Every British postage stamp includes an image of Liz Windsor, who had simply to be born into the right family at the right time to claim this honour.

Steve McQueen, artist, winner of the Turner Prize and later director of Twelve Years a Slave, wanted to use these stamps to honour some who were born into other, perhaps more conventional, families. They were the 110 British soldier who have died in Iraq. He had been commissioned by the Imperial War Museum to create a work of art on the Iraq conflict. And he knew that "The only people who are allowed to be portrayed on stamps are dead people, or the royal family".

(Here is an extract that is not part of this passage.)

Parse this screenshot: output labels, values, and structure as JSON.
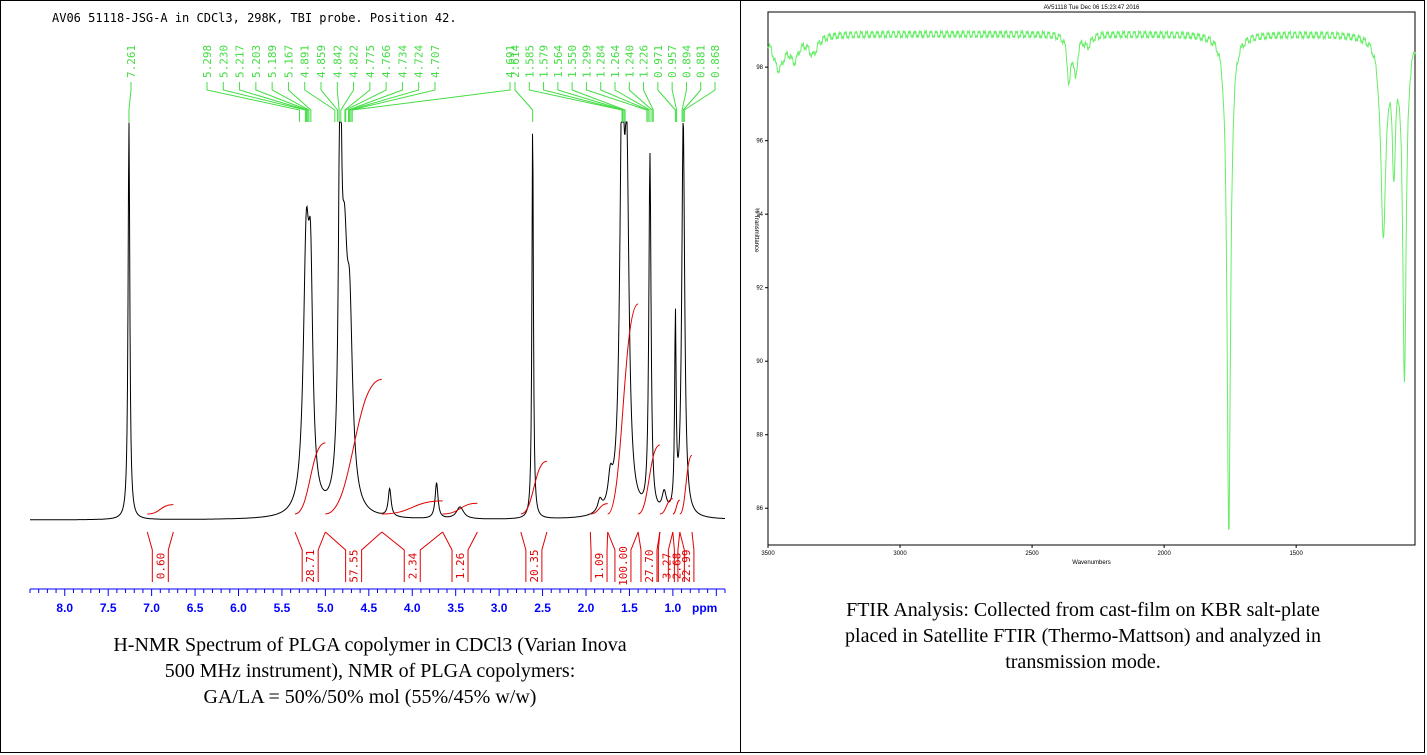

But the Royal Mail and the Ministry of Defence did not like the honouring of these dead citizens. "They fobbed us of" Mr. McQueen said in an interview with the Financial Times. The Royal Mail chairman seemed interested at first but that interest did not last. The Ministry of Defence "were horrified" according to McQueen and not because he was making a political comment about Iraq. He was not

Mr. McQueen made clear to the Financial Times his contempt for the Royal Mail, which has honoured cricket players on its stamps but refused to do the same for those who have given their lives in service to their country. "If (the Royal Mail) can react quickly enough to commemorate the Ashes (cricket) series, then an 18-year old who catches a bullet in this head can be honoured in the same way. I mean, come on. Catching a ball?"

McQueen had not reckoned with a state that awards honours for being born into an "aristocratic" family or for giving cash to a political party. But not for giving your life for your country. For being successful in business or as a pop musician. But not for giving your life for your country in a military that is riddled with class distinctions.

He had not reckoned with the British political system or the British social hierarchy. He had not reckoned with a system in which the state is not referred to as "the people" but as "the crown". He had not reckoned with the British preoccupation with elites. Not with the intricacy and bureaucracy of an honours system as complex as the class hierarchy it reflects. Nor with a system that uses as badges of honour feudal titles that make a mockery of the common people. In such a system the honouring of the common people is almost subversive.

McQueen went ahead and created the stamps anyway. They were displayed in February in the Manchester Central Library. The majority of the families of those commemorated have declared their support for the project that the British state rejected.